The mental brick wall
I tried to basically distract myself by talking to people along the way, obviously to people who wanted to engage as I do appreciate sometimes you need to be in your own zone. But it got to a point where I had nothing to say to anyone (very unlike me) and I just needed to get my head down. ‘Yo yo yo!’ Was what I heard shouted at me as I was making my way around the golf Course. It was Nick. Yes, we do love Sam Long, and it is a great way to get someones attention! We stopped and spoke, both saying how hot we were. At least it wasn’t just me! We promised to push on. He gave me a hug. I had 4 miles to go then I was done.
Completing Ironman Indian Wells La Quinta 70.3
It become the longest run I’ve ever done. I went through an emotional rollercoaster of being too hot, upset I wasn’t running fast enough, disappointed I’d let myself down, frustrated I had nothing left to go any quicker and mad that I had to result to a walk run. I managed that half marathon in 2hours 53, I gave it everything I had and did everything I could in terms of training, hydration, nutrition, but I hadn’t had the heat training. Regardless crossing that finish line was incredible.

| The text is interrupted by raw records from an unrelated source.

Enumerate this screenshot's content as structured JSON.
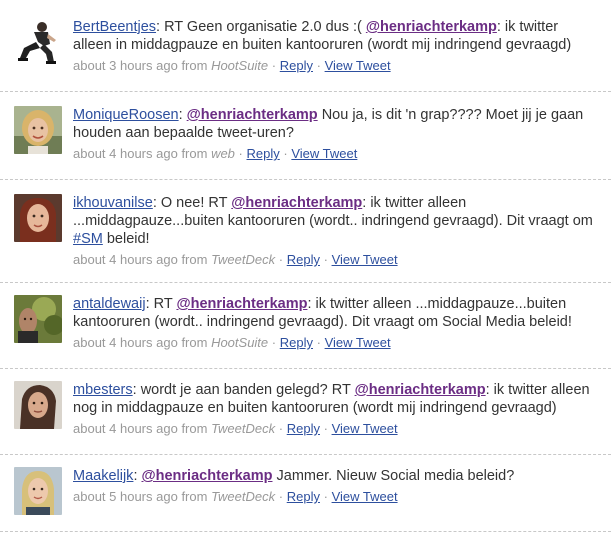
{
  "tweets": [
    {
      "user": "BertBeentjes",
      "text_before": ": RT Geen organisatie 2.0 dus :( ",
      "mention": "@henriachterkamp",
      "text_after": ": ik twitter alleen in middagpauze en buiten kantooruren (wordt mij indringend gevraagd)",
      "time": "about 3 hours ago",
      "from": "from",
      "source": "HootSuite",
      "reply": "Reply",
      "view": "View Tweet",
      "sep": "·"
    },
    {
      "user": "MoniqueRoosen",
      "text_before": ": ",
      "mention": "@henriachterkamp",
      "text_after": " Nou ja, is dit 'n grap???? Moet jij je gaan houden aan bepaalde tweet-uren?",
      "time": "about 4 hours ago",
      "from": "from",
      "source": "web",
      "reply": "Reply",
      "view": "View Tweet",
      "sep": "·"
    },
    {
      "user": "ikhouvanilse",
      "text_before": ": O nee! RT ",
      "mention": "@henriachterkamp",
      "text_after": ": ik twitter alleen ...middagpauze...buiten kantooruren (wordt.. indringend gevraagd). Dit vraagt om ",
      "hashtag": "#SM",
      "text_end": " beleid!",
      "time": "about 4 hours ago",
      "from": "from",
      "source": "TweetDeck",
      "reply": "Reply",
      "view": "View Tweet",
      "sep": "·"
    },
    {
      "user": "antaldewaij",
      "text_before": ": RT ",
      "mention": "@henriachterkamp",
      "text_after": ": ik twitter alleen ...middagpauze...buiten kantooruren (wordt.. indringend gevraagd). Dit vraagt om Social Media beleid!",
      "time": "about 4 hours ago",
      "from": "from",
      "source": "HootSuite",
      "reply": "Reply",
      "view": "View Tweet",
      "sep": "·"
    },
    {
      "user": "mbesters",
      "text_before": ": wordt je aan banden gelegd? RT ",
      "mention": "@henriachterkamp",
      "text_after": ": ik twitter alleen nog in middagpauze en buiten kantooruren (wordt mij indringend gevraagd)",
      "time": "about 4 hours ago",
      "from": "from",
      "source": "TweetDeck",
      "reply": "Reply",
      "view": "View Tweet",
      "sep": "·"
    },
    {
      "user": "Maakelijk",
      "text_before": ": ",
      "mention": "@henriachterkamp",
      "text_after": " Jammer. Nieuw Social media beleid?",
      "time": "about 5 hours ago",
      "from": "from",
      "source": "TweetDeck",
      "reply": "Reply",
      "view": "View Tweet",
      "sep": "·"
    }
  ]
}
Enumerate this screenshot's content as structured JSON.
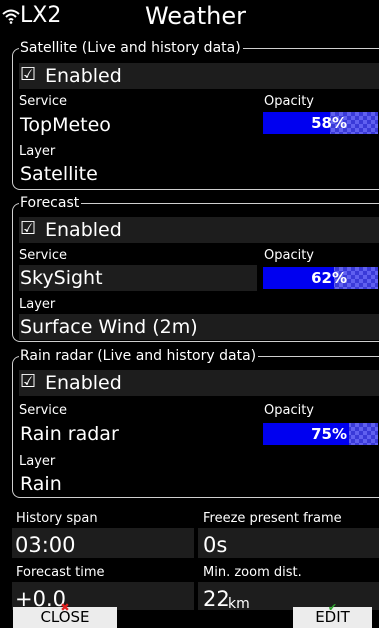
{
  "titlebar": {
    "app_name": "LX2",
    "page_title": "Weather",
    "wifi_icon": "wifi-icon"
  },
  "satellite": {
    "title": "Satellite (Live and history data)",
    "enabled_label": "Enabled",
    "service_label": "Service",
    "service_value": "TopMeteo",
    "opacity_label": "Opacity",
    "opacity_value": "58%",
    "opacity_fraction": 0.58,
    "layer_label": "Layer",
    "layer_value": "Satellite"
  },
  "forecast": {
    "title": "Forecast",
    "enabled_label": "Enabled",
    "service_label": "Service",
    "service_value": "SkySight",
    "opacity_label": "Opacity",
    "opacity_value": "62%",
    "opacity_fraction": 0.62,
    "layer_label": "Layer",
    "layer_value": "Surface Wind (2m)"
  },
  "rain": {
    "title": "Rain radar (Live and history data)",
    "enabled_label": "Enabled",
    "service_label": "Service",
    "service_value": "Rain radar",
    "opacity_label": "Opacity",
    "opacity_value": "75%",
    "opacity_fraction": 0.75,
    "layer_label": "Layer",
    "layer_value": "Rain"
  },
  "bottom": {
    "history_span_label": "History span",
    "history_span_value": "03:00",
    "freeze_label": "Freeze present frame",
    "freeze_value": "0s",
    "forecast_time_label": "Forecast time",
    "forecast_time_value": "+0.0",
    "min_zoom_label": "Min. zoom dist.",
    "min_zoom_value": "22",
    "min_zoom_unit": "km"
  },
  "buttons": {
    "close": "CLOSE",
    "edit": "EDIT"
  },
  "colors": {
    "background": "#000000",
    "field": "#1d1d1d",
    "opacity_bar": "#0000f0",
    "button": "#ececec"
  }
}
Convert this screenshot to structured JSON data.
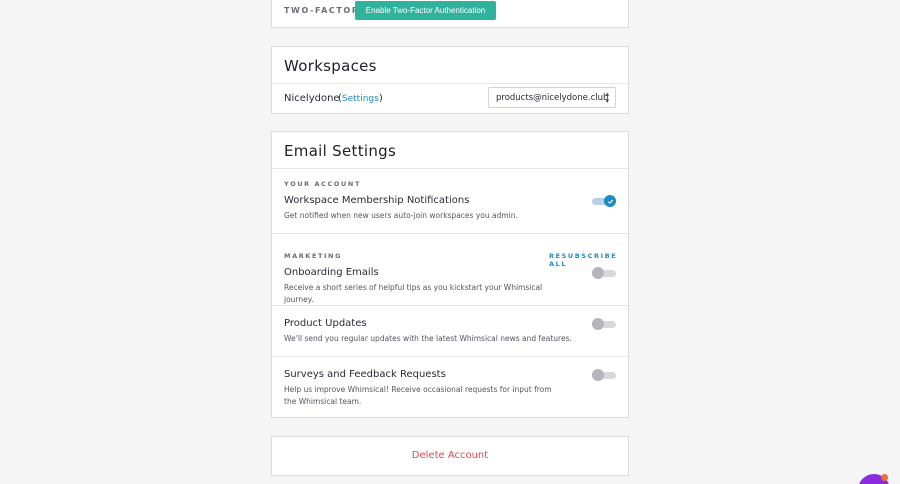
{
  "two_factor": {
    "label": "TWO-FACTOR",
    "button": "Enable Two-Factor Authentication",
    "button_color": "#2fb39d"
  },
  "workspaces": {
    "title": "Workspaces",
    "name": "Nicelydone",
    "settings_link": "Settings",
    "email_select": "products@nicelydone.club"
  },
  "email_settings": {
    "title": "Email Settings",
    "your_account": {
      "label": "YOUR ACCOUNT",
      "items": [
        {
          "title": "Workspace Membership Notifications",
          "desc": "Get notified when new users auto-join workspaces you admin.",
          "enabled": true
        }
      ]
    },
    "marketing": {
      "label": "MARKETING",
      "resubscribe": "RESUBSCRIBE ALL",
      "items": [
        {
          "title": "Onboarding Emails",
          "desc": "Receive a short series of helpful tips as you kickstart your Whimsical journey.",
          "enabled": false
        },
        {
          "title": "Product Updates",
          "desc": "We’ll send you regular updates with the latest Whimsical news and features.",
          "enabled": false
        },
        {
          "title": "Surveys and Feedback Requests",
          "desc": "Help us improve Whimsical! Receive occasional requests for input from the Whimsical team.",
          "enabled": false
        }
      ]
    }
  },
  "delete_account": {
    "label": "Delete Account",
    "color": "#e0474f"
  },
  "accent_color": "#1e8bc3"
}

I remember being able to go to the right side of the pathway on the run, then suddenly seeing those arches. Electric. Even typing it brings back that feeling. As I ran (my legs were going everywhere at this point), my husband was cheering me on and the guy who had given me that pep talk, was waiting to give me a hug.
Wow! I did my first 70.3
Honestly, nothing quite like that emotion. There isn’t anything quite like an Ironman race or it’s community, there is this surreal unified feeling to each other. I’m so happy I took part and managed to cross that finish line regardless of how much I told myself I couldn’t.
I just perhaps now need to do another Ironman 70.3… just in less heat!